Tal vez el problema esté en cómo enseñamos el pasado. En los colegios, la historia local brilla por su ausencia, y en los institutos, la Edad Media suele despacharse con rapidez, como si fuera un paréntesis incómodo entre Roma y los Reyes Católicos. Quizá seguimos arrastrando ese prejuicio que considera la Edad Media una etapa oscura, irrelevante, cuando en realidad fue el laboratorio donde se gestaron las estructuras políticas, sociales y urbanas que aún nos definen. Si olvidamos a quienes repoblaron este territorio, si borramos los nombres de quienes levantaron casas, trazaron calles y establecieron vínculos familiares en medio de una frontera hostil, estamos renunciando a comprender quiénes somos.
Y en el caso de las mujeres, el olvido es doble. No solo se las apartó en vida de los espacios de decisión, sino que también se las ha borrado después de las páginas de la memoria. Cuando llegan los homenajes de marzo y se multiplican los actos “por las nuestras”, solemos pensar en escritoras, maestras, artistas, pioneras de los siglos XIX o XX. Pocas veces se mira más atrás. Pocas veces se recuerda a las que, sin voz pública ni estatua, moldearon la historia de la ciudad con la fuerza de su resistencia silenciosa. Esas damas de bando que negociaban entre lanzas y acuerdos, que pagaban con su cuerpo las alianzas políticas, que enviudaban en guerras internas y que aun así mantenían en pie la dignidad de sus casas.
No me interesa tanto idealizarlas como reconocerlas. Eran mujeres de su tiempo, con sus privilegios y sus límites, pero también con una capacidad de agencia que la historiografía ha tardado demasiado
en admitir. Si no las incluimos en el relato, la historia de Jerez queda mutilada. Si no reconocemos su papel, seguimos perpetuando una visión parcial, reducida, cómoda. Porque fueron ellas —junto a los hombres que compartieron ese territorio incierto— quienes pusieron los cimientos de la sociedad que heredamos.
Pienso a menudo en esa frontera del siglo XIII, en esos primeros repobladores que llegaron desde tierras castellanas, leonesas o extremeñas, dejando atrás sus hogares para empezar de nuevo en una ciudad recién conquistada. El miedo, la esperanza, la precariedad. ¿Qué los movía? ¿Qué las movía? No eran héroes, ni santos, ni nobles de novela. Eran hombres y mujeres que sobrevivían en un espacio inestable, que alzaban iglesias donde antes hubo mezquitas, que plantaban viñas, que fundaban linajes.
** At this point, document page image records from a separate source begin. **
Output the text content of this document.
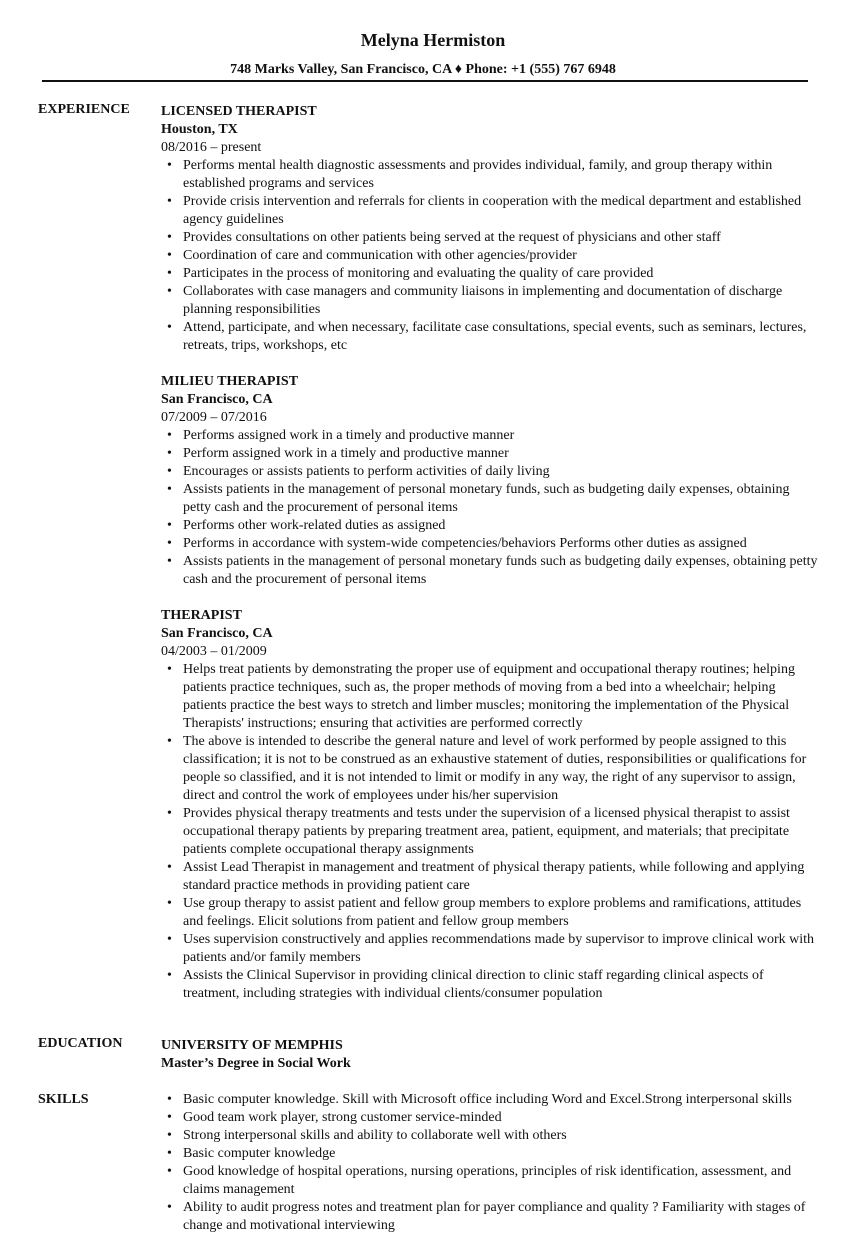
Melyna Hermiston
748 Marks Valley, San Francisco, CA ♦ Phone: +1 (555) 767 6948
EXPERIENCE LICENSED THERAPIST
Houston, TX
08/2016 – present
• Performs mental health diagnostic assessments and provides individual, family, and group therapy within established programs and services
• Provide crisis intervention and referrals for clients in cooperation with the medical department and established agency guidelines
• Provides consultations on other patients being served at the request of physicians and other staff
• Coordination of care and communication with other agencies/provider
• Participates in the process of monitoring and evaluating the quality of care provided
• Collaborates with case managers and community liaisons in implementing and documentation of discharge planning responsibilities
• Attend, participate, and when necessary, facilitate case consultations, special events, such as seminars, lectures, retreats, trips, workshops, etc
MILIEU THERAPIST
San Francisco, CA
07/2009 – 07/2016
• Performs assigned work in a timely and productive manner
• Perform assigned work in a timely and productive manner
• Encourages or assists patients to perform activities of daily living
• Assists patients in the management of personal monetary funds, such as budgeting daily expenses, obtaining petty cash and the procurement of personal items
• Performs other work-related duties as assigned
• Performs in accordance with system-wide competencies/behaviors Performs other duties as assigned
• Assists patients in the management of personal monetary funds such as budgeting daily expenses, obtaining petty cash and the procurement of personal items
THERAPIST
San Francisco, CA
04/2003 – 01/2009
• Helps treat patients by demonstrating the proper use of equipment and occupational therapy routines; helping patients practice techniques, such as, the proper methods of moving from a bed into a wheelchair; helping patients practice the best ways to stretch and limber muscles; monitoring the implementation of the Physical Therapists' instructions; ensuring that activities are performed correctly
• The above is intended to describe the general nature and level of work performed by people assigned to this classification; it is not to be construed as an exhaustive statement of duties, responsibilities or qualifications for people so classified, and it is not intended to limit or modify in any way, the right of any supervisor to assign, direct and control the work of employees under his/her supervision
• Provides physical therapy treatments and tests under the supervision of a licensed physical therapist to assist occupational therapy patients by preparing treatment area, patient, equipment, and materials; that precipitate patients complete occupational therapy assignments
• Assist Lead Therapist in management and treatment of physical therapy patients, while following and applying standard practice methods in providing patient care
• Use group therapy to assist patient and fellow group members to explore problems and ramifications, attitudes and feelings. Elicit solutions from patient and fellow group members
• Uses supervision constructively and applies recommendations made by supervisor to improve clinical work with patients and/or family members
• Assists the Clinical Supervisor in providing clinical direction to clinic staff regarding clinical aspects of treatment, including strategies with individual clients/consumer population
EDUCATION	UNIVERSITY OF MEMPHIS
Master’s Degree in Social Work
SKILLS
•	Basic computer knowledge. Skill with Microsoft office including Word and Excel.Strong interpersonal skills
• Good team work player, strong customer service-minded
• Strong interpersonal skills and ability to collaborate well with others
• Basic computer knowledge
• Good knowledge of hospital operations, nursing operations, principles of risk identification, assessment, and claims management
• Ability to audit progress notes and treatment plan for payer compliance and quality ? Familiarity with stages of change and motivational interviewing
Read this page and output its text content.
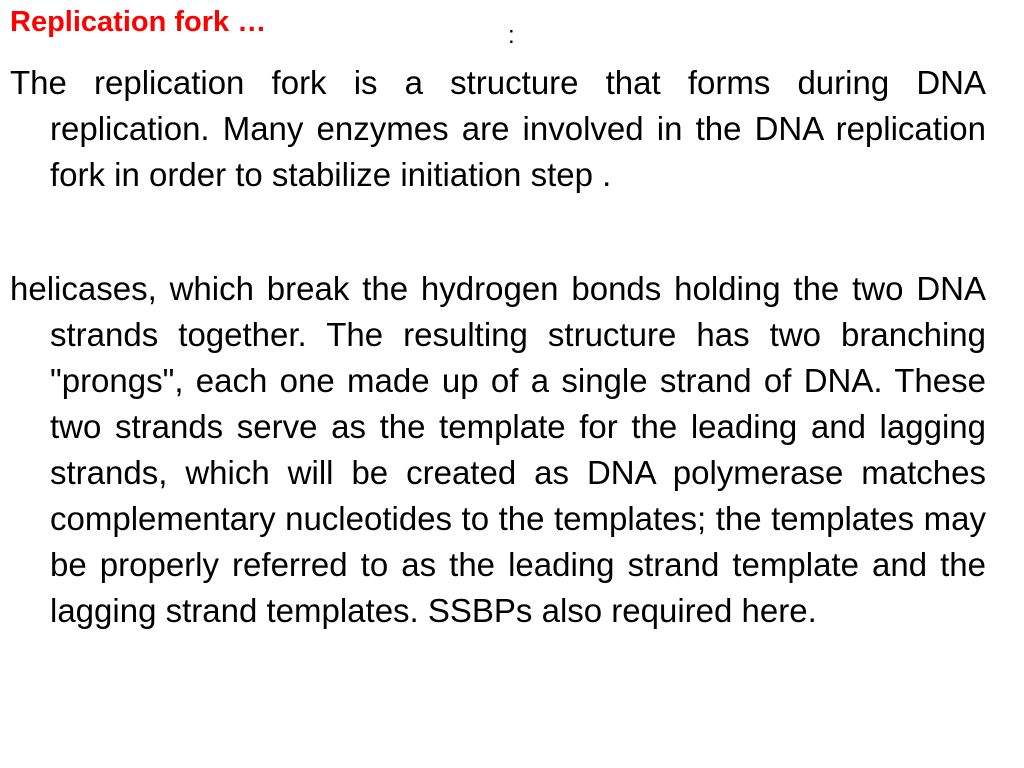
Replication fork …	:
The replication fork is a structure that forms during DNA replication. Many enzymes are involved in the DNA replication fork in order to stabilize initiation step .
helicases, which break the hydrogen bonds holding the two DNA strands together. The resulting structure has two branching "prongs", each one made up of a single strand of DNA. These two strands serve as the template for the leading and lagging strands, which will be created as DNA polymerase matches complementary nucleotides to the templates; the templates may be properly referred to as the leading strand template and the lagging strand templates. SSBPs also required here.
De esas familias desciende, de una forma u otra, buena parte del Jerez que hoy conocemos.
Por eso me resulta doloroso que alguien piense que los Villavicencio o los Dávila “no son de aquí”. Que no los considere jerezanos. ¿Qué significa ser de aquí, entonces? ¿Cuántas generaciones hacen falta para pertenecer? La historia, si algo enseña, es que toda identidad es mestiza, construida, negociada. Y, sin embargo, los que llegaron en el siglo XIII, con sus miedos y sus hijos, sus pleitos y sus alianzas, son tan jerezanos como los que hoy llevan siglos enterrando a los suyos en los mismos muros.
Quizá debamos volver la vista a ellos —a ellas— con un poco más de gratitud. No para mitificarlos, sino para recordarlos. Porque olvidar a quienes edificaron los cimientos de una ciudad es también una forma de desarraigo. Y si no somos capaces de reconocer a las mujeres y hombres que dieron forma a este Jerez de frontera, ¿cómo vamos a reconocernos a nosotros mismos?
Ellas fueron las madres de la sociedad que somos hoy. Nos guste o no. Y negarles su jerezanía es, como poco, una falta de respeto hacia todo lo que soportaron para consolidar el lugar que hoy llamamos nuestro.